We had a great day’s skiing at Val Gardena which was just a short drive over the Gardena pass. San Cassiano is really centrally placed in the Dolomiti Superski area with quick and easy access to the infamous ‘Sella Ronda’ (an amazing circuit around Gruppo Sella, with Selva Gardena, Corvara, Arabba and Canazei at each corner of a four-valley square).

After a great morning’s skiing putting quite a few miles under our (expanding) belts, we headed over to the Emilio Comici rifugio for another amazing meal! This rifugio gets a fresh fish delivery three times a week and prides itself on the seafood cuisine it offers. It is well worth a stop here, even if it’s just to visit the high tech restroom!

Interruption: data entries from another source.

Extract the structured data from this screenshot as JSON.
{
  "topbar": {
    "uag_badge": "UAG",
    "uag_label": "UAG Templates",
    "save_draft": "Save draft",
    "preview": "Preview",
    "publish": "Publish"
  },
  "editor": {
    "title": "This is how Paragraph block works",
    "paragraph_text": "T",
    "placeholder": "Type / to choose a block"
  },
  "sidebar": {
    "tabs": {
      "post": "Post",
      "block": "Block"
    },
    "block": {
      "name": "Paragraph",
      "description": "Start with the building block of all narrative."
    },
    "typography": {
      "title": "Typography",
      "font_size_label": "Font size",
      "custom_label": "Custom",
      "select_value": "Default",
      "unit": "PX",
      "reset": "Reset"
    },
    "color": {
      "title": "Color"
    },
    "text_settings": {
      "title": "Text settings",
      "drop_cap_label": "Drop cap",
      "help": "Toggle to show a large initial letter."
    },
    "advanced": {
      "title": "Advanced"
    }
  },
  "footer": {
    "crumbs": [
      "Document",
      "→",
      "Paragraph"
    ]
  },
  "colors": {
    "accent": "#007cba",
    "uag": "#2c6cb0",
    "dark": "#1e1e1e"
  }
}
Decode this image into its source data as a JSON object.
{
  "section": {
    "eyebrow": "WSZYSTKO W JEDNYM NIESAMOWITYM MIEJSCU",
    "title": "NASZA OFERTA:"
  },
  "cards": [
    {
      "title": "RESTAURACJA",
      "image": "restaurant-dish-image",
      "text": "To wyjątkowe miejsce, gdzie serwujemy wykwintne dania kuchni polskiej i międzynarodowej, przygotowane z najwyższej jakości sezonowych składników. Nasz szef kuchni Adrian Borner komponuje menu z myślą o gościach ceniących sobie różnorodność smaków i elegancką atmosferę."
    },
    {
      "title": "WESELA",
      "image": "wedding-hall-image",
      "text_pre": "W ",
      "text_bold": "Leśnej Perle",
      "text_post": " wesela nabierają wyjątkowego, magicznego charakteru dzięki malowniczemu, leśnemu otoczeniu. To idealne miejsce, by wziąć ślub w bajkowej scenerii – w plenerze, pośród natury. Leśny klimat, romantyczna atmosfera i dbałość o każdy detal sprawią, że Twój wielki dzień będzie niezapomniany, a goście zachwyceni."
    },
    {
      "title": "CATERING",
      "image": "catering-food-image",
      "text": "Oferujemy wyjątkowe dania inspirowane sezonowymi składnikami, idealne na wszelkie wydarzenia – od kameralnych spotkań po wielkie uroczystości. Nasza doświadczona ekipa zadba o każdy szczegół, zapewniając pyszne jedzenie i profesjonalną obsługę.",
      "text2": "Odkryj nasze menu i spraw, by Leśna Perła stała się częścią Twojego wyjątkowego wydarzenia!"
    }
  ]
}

Arriving back at San Cassiano, I had a quick look around one of the other hotels that we work closely with, Hotel Fanes. With its impressive Spa, this hotel offers the ultimate in Italian hospitality. They were just getting ready to open their new ‘loft’ accommodation, which each have a private Finnish sauna. The views from this hotel are spectacular and even your peripheral vison can’t take in the expanse of the vista! Absolutely awe inspiring views of the village below and the mountain range opposite.

Saving the best for last was certainly the name of the game on this trip as we took our seats in Norbert Niederkofler’s restaurant ‘St Hubertus’ at the Rosa Alpina. Norbert apparently chose against a career as a professional skier to become a Michelin-starred chef and that evening, as we dined like kings on all the fresh local produce, we all thanked him for his decision!